The bill would authorize wagering at gaming facilities in the state; it would also require approval of the state’s voters via a referendum.
It’s not clear if S 1282 a serious effort to legalize sports betting in the state. The bill has seen no action in the legislature other than its introduction in 2017 and referrals to the attorney general for that office’s opinion.
But with less than a week left in the legislature’s session and no clear path forward for other efforts, it stands as a possible alternative for NY sports betting.
A look at this other NY sports betting bill
The bill was originally introduced by Sen.

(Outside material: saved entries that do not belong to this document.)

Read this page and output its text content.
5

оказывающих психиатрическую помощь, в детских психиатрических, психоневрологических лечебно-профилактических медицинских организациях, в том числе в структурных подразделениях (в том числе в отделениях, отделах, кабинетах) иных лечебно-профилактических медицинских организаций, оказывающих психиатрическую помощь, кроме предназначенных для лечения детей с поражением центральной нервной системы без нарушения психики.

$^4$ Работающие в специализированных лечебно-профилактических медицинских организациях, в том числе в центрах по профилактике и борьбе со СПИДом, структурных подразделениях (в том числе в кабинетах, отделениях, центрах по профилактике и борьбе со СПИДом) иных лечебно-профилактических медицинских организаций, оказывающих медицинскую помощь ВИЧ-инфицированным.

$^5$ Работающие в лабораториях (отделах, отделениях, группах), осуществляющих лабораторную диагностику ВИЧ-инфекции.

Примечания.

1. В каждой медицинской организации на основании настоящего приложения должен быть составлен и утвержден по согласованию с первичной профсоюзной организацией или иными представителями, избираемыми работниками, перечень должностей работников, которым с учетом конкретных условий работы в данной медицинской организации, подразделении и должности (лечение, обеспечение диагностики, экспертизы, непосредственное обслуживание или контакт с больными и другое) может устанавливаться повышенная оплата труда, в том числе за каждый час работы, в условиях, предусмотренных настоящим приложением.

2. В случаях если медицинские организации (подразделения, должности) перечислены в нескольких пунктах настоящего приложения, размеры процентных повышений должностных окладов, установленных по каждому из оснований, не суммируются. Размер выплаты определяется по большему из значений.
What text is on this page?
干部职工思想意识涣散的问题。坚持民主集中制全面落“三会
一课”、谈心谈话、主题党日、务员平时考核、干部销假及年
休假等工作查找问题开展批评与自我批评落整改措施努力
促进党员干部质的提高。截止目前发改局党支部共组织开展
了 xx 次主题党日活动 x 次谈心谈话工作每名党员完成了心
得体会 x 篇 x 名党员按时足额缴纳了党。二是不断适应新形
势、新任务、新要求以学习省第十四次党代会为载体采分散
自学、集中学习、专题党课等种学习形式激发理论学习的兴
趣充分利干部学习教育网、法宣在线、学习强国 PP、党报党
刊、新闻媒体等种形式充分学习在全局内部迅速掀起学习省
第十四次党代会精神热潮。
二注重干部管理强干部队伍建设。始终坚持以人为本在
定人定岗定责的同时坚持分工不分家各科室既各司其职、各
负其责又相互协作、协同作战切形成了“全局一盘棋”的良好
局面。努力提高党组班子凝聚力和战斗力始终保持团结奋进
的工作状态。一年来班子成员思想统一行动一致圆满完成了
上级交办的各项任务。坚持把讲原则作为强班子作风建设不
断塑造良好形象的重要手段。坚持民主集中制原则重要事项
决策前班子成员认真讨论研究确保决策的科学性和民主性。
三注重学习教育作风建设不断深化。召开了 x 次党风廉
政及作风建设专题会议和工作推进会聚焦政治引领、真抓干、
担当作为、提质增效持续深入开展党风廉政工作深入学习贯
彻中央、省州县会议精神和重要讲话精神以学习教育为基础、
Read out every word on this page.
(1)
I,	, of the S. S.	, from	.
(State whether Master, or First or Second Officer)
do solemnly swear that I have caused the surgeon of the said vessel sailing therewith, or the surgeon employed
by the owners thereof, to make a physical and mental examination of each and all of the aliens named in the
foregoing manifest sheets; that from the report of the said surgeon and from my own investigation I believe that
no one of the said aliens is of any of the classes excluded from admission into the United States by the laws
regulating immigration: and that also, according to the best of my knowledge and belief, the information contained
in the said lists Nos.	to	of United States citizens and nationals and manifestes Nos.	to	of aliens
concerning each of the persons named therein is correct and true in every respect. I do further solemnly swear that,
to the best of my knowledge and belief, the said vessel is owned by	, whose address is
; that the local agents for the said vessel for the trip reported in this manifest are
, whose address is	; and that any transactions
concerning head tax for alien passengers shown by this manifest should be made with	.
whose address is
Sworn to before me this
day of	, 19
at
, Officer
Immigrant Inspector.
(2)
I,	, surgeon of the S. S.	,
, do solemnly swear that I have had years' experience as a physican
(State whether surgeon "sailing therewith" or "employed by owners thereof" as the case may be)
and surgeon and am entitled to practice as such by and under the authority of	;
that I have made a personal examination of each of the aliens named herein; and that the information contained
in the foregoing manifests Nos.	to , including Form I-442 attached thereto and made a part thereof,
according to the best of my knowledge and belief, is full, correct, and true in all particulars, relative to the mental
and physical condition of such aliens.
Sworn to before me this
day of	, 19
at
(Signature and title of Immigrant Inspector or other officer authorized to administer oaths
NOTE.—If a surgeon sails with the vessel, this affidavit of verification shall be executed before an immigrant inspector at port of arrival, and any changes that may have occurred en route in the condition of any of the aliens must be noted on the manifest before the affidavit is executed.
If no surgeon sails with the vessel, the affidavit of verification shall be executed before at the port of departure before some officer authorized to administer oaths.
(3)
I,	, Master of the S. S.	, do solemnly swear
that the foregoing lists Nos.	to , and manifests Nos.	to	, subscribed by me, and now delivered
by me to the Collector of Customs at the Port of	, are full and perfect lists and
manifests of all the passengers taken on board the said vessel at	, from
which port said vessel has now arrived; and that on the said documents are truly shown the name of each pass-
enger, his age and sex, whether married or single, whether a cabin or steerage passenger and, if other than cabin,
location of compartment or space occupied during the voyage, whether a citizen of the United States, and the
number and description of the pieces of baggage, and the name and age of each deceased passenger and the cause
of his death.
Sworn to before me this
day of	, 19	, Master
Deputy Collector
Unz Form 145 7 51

Tony Avella, who represents Queens in New York City.
The bill amends the constitution to allow sports betting; here’s the summary:
Authorizes gambling on professional sporting events and athletic events sponsored by universities or colleges at betting facilities located at thoroughbred and harness racetracks operating in this state, in simulcast theaters operated by off-track betting corporations and in any constitutionally authorized casino facility; provides that the proceeds of such gambling be applied exclusively to or in aid or support of education.
It would take out of the equation and constitutional questions about the bills from Assemblymember Gary Pretlow and Sen. John Bonacic. Those have been raised by the Oneida Nation, among others.
An inquiry with Avella’s office about the bill was not immediately returned. Avella has actually sponsored similar bills on sports wagering dating back to 2011. But, with the US Supreme Court striking down the federal wagering ban last month, the interest in NY sports betting has ratcheted up.
This sports betting bill would have problems…
This is not a panacea to having sports betting in New York in the short term. Here are the steps it would have to take:
- The bill would have to pass the Assembly and the Senate in the next week. It would not need the signature of Gov. Andrew Cuomo.
- It would have to pass the Assembly and Senate AGAIN in the next legislative session, any time after the new legislature is seated after November elections.
- The measure would have to be approved via referendum by the state’s voters.
So, that seemingly leads to a timeline of legal wagering in 2020, if all would happen as outlined above.
And how likely is that scenario in the first place? Let’s just say we’re not betting on it happen based on current information.